Actes de malveillance

« Après enquête administrative, les faits démontrent qu’il y a eu des actes individuels inacceptables. Il y a une présomption forte d’actes de malveillance. Des mesures ont déjà été prises : suspension administrative de l’un des agents, changement de poste et de lieu de travail pour l’autre sans contact avec des animaux. Suivra une procédure disciplinaire courant juillet 2015 pour chacun d’eux. Le PDG de l’Inra décidera au final de leur sanction », détaille Benoît Malpaux. L’Inra a saisi la justice pour « mise sur le marché d’un produit consistant en organismes génétiquement modifiés ou contenant de tels organismes ». Dans Le Parisien, Benoît Malpaux a précisé : « Nous avons pris contact avec le parquet de Meaux dès que nous avons eu connaissance des faits, qui sont punissables d'un an d'emprisonnement et de 75 000 € d'amende ». Le parquet de Meaux a, lui, transmis l’affaire au pôle de santé publique du tribunal de grande instance de Paris.

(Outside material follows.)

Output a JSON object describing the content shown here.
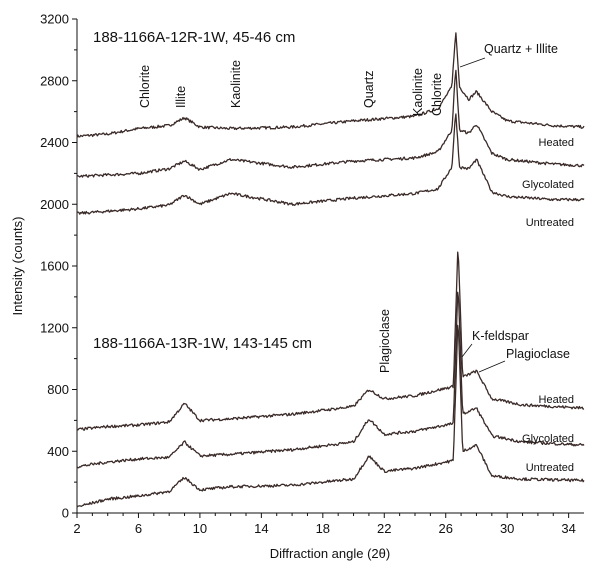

Et Rubis, qui est-elle ? Sa mère, Emeraude, est née en 2010, à Jouy-en-Josas, dans les Yvelines, pour servir le programme Mouton vert au sein de l’UECA. Génétiquement modifiée au moyen d'une protéine provenant d'une méduse, la Green Fluorescent Protein (GFP), la brebis Emeraude était porteuse de cellules rendues fluorescentes selon un éclairage particulier. Ces cellules ont été utilisées lors de greffes sur le cœur d’un autre animal afin de suivre le devenir de ces greffes avec précision. La visée médicale de cette expérience était le traitement de l’infarctus du myocarde par le développement de greffes sur des cœurs lésés. En 2014, Emeraude est transférée au centre de Bressonvilliers dans l’Essonne. Elle y met bas plusieurs agneaux et agnelles, tous génétiquement modifiés, car porteurs de la moitié des génomes de leur mère. Rubis naît au printemps 2014, mais elle ne « fonctionnait pas », résume le directeur de l’Inra de Jouy-en-Josas. Sa protéine n’a pas synthétisé.

Pas de risques sanitaires

« Cette protéine, la GFP, est largement utilisée en laboratoires, et ne présente aucune toxicité. Et toutes les protéines, en général, sont très vite cassées dans le tube digestif par les acides aminés », explique Benoît Malpaux. « Bien qu'elle n'aurait jamais dû être mise sur le marché, Rubis ne présente pas de risques sanitaires à la consommation », a rassuré le directeur.

Quoi qu’il en soit, cette « folle affaire du mouton-méduse qui a fini dans une assiette », comme titrait ce mardi 23 juin 2015 Le Parisien, n’est pas une bonne publicité pour l’Inra. Et ne rassure pas sur la traçabilité, non plus sur la qualité sanitaire de la viande en France.